223. Die Wehklage. E-Mail

(Lehmann, Hist. Schauplatz ec., S. 784. Gräße, Sagenschatz d. K. Sachsen, No. 568.)


Im Erzgebirge gibt es ein Gespenst, die sogenannte Klagefrau oder Klagemutter, diese geht vor das Haus, wo ein Kranker liegt und fängt an jämmerlich zu heulen. Will man nun wissen, ob derselbe stirbt oder nicht, so wirft man vor die Türe von oben ein Tuch herab, das demselben gehört, nimmt die Klagefrau, die nun zu heulen aufhört, dasselbe mit fort, so stirbt der Kranke, lässt sie es aber liegen, so findet das Gegenteil statt.

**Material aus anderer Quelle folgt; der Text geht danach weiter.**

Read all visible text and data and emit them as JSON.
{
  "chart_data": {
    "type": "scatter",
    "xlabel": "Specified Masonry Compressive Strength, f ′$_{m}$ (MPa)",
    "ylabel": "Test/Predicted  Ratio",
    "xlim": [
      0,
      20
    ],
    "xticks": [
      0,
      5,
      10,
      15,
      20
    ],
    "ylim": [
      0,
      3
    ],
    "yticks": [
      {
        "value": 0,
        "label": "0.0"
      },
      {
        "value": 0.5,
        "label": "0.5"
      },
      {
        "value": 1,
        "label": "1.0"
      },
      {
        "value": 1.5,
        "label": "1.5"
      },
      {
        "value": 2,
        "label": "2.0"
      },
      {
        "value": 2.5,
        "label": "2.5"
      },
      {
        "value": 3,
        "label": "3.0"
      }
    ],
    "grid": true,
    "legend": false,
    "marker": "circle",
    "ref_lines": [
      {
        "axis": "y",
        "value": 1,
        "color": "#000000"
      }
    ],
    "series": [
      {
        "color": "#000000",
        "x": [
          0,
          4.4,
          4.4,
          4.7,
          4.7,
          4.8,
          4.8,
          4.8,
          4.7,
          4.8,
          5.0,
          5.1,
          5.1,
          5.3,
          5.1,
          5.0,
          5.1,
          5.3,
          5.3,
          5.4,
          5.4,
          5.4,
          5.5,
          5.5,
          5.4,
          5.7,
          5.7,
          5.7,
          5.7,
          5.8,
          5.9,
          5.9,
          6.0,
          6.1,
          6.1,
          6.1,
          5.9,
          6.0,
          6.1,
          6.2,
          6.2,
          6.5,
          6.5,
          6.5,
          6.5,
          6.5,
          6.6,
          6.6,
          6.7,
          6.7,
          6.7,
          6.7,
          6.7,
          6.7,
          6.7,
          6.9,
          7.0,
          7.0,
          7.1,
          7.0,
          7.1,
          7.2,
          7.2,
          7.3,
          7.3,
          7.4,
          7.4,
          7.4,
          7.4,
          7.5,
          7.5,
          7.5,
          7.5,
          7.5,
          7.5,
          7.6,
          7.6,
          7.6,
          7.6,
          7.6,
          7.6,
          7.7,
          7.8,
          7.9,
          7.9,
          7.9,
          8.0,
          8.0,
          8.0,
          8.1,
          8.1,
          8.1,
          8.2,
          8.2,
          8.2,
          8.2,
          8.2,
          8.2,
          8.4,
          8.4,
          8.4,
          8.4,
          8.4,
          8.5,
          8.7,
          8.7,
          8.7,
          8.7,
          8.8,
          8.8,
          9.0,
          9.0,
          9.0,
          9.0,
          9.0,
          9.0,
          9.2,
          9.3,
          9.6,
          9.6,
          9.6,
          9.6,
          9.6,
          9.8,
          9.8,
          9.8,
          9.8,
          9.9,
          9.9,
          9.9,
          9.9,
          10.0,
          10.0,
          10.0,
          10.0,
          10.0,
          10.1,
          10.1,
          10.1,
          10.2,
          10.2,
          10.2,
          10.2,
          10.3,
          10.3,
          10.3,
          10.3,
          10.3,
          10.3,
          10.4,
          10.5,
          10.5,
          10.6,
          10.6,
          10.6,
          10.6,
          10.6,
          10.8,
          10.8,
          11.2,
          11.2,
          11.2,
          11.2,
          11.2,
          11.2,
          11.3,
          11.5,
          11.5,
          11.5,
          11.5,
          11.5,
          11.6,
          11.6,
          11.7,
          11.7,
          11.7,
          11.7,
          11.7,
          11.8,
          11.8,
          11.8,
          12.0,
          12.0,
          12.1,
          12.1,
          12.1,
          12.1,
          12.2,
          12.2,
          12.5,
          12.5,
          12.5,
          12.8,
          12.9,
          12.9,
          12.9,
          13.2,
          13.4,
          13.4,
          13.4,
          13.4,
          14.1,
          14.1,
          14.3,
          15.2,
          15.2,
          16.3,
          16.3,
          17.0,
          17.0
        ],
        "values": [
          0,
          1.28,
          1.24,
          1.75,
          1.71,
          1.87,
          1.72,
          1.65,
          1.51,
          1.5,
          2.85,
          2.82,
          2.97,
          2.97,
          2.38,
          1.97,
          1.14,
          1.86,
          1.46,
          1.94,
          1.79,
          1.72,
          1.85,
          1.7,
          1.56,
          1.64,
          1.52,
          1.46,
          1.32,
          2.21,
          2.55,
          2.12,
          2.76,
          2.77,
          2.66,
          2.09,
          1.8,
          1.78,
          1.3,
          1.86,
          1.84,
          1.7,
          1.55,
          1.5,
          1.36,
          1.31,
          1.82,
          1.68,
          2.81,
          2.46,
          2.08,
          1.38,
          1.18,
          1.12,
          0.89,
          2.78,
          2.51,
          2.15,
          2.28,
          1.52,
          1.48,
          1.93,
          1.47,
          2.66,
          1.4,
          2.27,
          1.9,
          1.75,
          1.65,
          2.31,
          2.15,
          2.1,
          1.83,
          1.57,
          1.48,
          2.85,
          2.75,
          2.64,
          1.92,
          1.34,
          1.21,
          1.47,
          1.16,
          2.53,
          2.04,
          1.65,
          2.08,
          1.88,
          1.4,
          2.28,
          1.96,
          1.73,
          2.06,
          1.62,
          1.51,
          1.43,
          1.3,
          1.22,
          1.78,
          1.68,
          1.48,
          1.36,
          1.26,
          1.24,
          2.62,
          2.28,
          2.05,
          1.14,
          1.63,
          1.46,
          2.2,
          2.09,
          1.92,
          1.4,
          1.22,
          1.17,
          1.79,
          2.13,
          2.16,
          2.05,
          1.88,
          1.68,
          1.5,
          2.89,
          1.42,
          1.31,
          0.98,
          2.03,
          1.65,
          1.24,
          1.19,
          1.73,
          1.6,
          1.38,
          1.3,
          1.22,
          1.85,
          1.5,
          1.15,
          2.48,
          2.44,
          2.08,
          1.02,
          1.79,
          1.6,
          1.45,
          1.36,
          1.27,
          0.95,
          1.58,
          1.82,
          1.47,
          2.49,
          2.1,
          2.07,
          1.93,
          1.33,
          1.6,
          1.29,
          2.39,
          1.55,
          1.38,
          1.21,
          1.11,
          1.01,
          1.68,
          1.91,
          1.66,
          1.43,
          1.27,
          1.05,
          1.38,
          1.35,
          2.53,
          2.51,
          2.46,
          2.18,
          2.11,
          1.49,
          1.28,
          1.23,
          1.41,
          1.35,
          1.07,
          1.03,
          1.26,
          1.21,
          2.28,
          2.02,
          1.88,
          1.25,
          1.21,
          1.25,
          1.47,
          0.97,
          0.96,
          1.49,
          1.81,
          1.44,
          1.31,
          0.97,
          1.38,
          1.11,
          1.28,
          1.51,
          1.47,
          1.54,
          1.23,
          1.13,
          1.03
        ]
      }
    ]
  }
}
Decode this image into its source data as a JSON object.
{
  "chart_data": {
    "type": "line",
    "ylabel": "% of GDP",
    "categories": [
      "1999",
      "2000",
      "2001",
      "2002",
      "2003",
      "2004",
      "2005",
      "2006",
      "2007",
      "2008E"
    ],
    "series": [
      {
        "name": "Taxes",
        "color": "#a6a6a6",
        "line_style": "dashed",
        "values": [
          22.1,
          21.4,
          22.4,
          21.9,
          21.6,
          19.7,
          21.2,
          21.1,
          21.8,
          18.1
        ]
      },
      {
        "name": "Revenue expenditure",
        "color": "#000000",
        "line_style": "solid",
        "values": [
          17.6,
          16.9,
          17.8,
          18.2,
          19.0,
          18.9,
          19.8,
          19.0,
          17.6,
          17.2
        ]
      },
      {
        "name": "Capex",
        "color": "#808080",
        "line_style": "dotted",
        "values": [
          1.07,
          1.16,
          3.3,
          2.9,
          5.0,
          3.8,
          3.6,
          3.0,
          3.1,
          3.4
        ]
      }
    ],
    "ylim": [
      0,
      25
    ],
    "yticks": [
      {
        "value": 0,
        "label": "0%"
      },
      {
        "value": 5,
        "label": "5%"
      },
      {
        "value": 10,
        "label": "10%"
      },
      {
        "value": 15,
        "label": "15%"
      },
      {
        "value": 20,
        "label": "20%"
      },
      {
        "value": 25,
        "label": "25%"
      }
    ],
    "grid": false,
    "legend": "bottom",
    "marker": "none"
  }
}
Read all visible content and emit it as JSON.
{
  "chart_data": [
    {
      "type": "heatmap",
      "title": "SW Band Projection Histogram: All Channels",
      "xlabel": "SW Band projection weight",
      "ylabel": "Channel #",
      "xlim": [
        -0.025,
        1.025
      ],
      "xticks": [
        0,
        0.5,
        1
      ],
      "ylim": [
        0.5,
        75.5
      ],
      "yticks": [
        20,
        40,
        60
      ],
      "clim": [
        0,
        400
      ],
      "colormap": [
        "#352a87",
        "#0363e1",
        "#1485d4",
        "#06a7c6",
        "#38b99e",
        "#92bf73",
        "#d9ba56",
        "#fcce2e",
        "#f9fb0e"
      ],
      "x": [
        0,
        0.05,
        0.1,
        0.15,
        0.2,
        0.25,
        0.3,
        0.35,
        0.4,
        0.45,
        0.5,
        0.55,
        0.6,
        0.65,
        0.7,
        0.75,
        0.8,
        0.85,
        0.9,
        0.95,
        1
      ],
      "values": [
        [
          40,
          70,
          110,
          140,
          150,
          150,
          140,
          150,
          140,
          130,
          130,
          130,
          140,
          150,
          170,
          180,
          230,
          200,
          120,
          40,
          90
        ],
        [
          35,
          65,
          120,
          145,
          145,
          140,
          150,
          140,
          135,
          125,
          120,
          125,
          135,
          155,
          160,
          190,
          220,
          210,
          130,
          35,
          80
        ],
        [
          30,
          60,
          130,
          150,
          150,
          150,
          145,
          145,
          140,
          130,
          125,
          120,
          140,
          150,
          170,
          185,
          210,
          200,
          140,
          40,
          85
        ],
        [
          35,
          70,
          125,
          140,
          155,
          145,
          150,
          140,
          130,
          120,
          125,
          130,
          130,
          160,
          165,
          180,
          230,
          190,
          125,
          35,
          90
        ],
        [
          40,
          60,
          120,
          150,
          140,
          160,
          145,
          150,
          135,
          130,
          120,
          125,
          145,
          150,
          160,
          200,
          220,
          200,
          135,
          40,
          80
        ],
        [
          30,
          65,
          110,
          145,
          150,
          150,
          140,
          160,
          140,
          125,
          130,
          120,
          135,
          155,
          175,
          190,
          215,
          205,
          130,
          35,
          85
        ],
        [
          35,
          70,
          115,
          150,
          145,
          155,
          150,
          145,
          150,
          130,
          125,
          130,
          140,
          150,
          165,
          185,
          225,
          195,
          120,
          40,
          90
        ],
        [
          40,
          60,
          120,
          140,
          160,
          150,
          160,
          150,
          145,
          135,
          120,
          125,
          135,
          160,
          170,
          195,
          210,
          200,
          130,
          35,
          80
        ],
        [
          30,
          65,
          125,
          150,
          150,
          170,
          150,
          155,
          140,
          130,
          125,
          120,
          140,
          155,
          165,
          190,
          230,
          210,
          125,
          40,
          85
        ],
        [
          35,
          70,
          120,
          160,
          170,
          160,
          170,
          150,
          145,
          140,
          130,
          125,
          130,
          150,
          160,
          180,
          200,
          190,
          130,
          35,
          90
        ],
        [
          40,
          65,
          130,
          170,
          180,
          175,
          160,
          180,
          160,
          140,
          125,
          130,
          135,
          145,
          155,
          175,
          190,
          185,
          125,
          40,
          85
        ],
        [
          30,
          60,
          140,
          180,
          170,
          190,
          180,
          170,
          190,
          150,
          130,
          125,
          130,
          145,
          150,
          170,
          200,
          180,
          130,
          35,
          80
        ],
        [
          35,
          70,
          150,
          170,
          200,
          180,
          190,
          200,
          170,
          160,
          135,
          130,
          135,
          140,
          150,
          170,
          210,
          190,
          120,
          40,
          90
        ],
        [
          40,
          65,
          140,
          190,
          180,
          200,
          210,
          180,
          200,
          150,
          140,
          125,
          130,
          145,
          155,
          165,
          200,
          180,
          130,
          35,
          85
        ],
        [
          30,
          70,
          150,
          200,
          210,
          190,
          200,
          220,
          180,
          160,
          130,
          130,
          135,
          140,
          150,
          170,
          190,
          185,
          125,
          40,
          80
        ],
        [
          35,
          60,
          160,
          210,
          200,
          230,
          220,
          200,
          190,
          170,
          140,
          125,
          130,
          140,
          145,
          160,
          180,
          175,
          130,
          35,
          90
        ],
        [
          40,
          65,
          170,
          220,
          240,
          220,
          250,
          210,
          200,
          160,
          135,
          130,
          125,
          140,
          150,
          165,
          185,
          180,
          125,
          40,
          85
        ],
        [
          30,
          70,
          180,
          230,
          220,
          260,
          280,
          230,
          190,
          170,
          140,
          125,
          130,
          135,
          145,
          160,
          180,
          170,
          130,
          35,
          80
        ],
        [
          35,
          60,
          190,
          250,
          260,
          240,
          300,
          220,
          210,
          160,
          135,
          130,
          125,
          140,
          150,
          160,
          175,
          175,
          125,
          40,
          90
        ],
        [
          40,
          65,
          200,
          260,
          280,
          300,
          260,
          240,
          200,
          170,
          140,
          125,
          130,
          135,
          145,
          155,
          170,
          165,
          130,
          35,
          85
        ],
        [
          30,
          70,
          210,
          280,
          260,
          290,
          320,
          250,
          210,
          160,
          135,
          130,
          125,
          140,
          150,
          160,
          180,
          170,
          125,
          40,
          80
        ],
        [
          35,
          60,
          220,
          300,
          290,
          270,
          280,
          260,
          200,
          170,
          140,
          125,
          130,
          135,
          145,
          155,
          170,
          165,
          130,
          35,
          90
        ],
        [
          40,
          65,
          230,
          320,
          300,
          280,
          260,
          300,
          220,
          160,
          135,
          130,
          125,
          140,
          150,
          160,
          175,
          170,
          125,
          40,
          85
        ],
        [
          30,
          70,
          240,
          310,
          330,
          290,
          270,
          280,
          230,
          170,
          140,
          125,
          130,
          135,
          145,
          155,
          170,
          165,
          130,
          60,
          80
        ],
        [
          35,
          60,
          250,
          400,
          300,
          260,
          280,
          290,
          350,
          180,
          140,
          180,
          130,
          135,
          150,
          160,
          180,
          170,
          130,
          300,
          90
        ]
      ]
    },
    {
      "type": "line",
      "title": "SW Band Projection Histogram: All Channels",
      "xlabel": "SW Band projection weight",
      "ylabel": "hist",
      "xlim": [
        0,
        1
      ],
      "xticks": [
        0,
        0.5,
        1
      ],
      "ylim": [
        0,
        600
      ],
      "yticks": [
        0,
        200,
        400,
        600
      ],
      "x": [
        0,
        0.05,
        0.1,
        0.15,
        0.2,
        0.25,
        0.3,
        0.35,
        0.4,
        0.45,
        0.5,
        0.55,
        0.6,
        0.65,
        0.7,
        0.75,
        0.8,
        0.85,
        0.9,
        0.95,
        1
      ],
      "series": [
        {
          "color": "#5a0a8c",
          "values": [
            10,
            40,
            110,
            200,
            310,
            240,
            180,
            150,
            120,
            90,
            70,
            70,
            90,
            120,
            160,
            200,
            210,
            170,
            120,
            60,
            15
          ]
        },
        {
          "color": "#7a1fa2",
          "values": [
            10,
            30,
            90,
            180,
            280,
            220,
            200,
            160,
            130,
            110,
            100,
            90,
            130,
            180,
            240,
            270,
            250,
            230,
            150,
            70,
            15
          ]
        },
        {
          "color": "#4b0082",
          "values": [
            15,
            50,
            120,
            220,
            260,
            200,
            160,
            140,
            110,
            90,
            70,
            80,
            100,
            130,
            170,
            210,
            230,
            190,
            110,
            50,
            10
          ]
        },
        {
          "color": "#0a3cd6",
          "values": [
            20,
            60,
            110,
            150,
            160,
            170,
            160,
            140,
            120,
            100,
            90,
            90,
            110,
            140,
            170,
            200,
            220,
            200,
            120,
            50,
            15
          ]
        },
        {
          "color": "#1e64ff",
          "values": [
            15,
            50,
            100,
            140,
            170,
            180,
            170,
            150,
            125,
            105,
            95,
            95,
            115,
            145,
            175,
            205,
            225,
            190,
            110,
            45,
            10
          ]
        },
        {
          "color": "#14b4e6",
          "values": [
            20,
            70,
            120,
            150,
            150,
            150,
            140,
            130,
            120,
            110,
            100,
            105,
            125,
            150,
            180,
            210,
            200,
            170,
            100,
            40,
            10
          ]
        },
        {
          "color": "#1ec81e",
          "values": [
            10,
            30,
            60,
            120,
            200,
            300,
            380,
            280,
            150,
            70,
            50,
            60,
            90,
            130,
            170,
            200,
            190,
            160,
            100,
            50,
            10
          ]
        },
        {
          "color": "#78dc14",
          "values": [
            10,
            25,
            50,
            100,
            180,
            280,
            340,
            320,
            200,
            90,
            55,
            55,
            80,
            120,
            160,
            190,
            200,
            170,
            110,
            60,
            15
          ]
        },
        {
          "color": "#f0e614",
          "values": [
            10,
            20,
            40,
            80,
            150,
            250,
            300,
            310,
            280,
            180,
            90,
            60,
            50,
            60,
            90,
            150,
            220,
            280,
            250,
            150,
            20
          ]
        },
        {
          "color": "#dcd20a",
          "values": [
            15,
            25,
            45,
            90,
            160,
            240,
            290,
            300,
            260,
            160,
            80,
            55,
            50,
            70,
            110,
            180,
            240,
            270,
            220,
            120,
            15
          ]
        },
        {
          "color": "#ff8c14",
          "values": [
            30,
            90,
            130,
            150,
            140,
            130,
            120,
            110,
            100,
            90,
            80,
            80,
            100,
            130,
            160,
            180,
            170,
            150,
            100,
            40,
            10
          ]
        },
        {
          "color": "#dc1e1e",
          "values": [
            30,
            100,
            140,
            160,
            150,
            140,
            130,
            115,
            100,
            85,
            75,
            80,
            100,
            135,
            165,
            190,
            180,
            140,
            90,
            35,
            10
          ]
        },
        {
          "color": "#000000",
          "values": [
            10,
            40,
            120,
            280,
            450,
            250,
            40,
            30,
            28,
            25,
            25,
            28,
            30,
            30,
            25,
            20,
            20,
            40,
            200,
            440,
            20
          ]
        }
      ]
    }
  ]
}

Im Jahre 1626, da ein großes Sterben war, wohnte Nikolaus Köhler, ein Schuster in Oberwiesenthal, am Markt. Da er sich abends zur Ruhe gelegt, höret er ein jämmerlich Geheule auf dem Markt, so dass er nicht schlafen kann. Er siehet hinaus und wird gewahr, dass es um den Holzstoß eines gegenüber wohnenden Nachbars so winselt und jammert. In dem Hause desselben aber lagen zwei Sterbend, wie er des folgenden Morgens allererst erfahren. Er spricht: „Ja heule, dass dir was anders in Rachen fahre!“ Und legt sich wieder nieder. Gleich kommt das Heulgespenst vor die Kammer und heulet noch grässlicher.

Er fähret ins Bett hinein mit Furcht und Grausen, und das Weib verweist ihm seine Verwegenheit, warum er bei elenden Sterbezeiten so frech hinaus geschrien, sie fangen an mit einander zu beten. Das Heulding fähret hinauf auf den Oberboden, und von dannen zum Fenster in das Quergässchen herunter, und heulet wieder aufs neue vor des Büttels Tür, und des Morgens erfuhr er, dass auch darinnen ein Patient am Tode läge. Der Schuhmacher aber hat noch über 30 Jahre gelebt und ist erst anno 1664 an der ungarischen Soldatenkrankheit gestorben.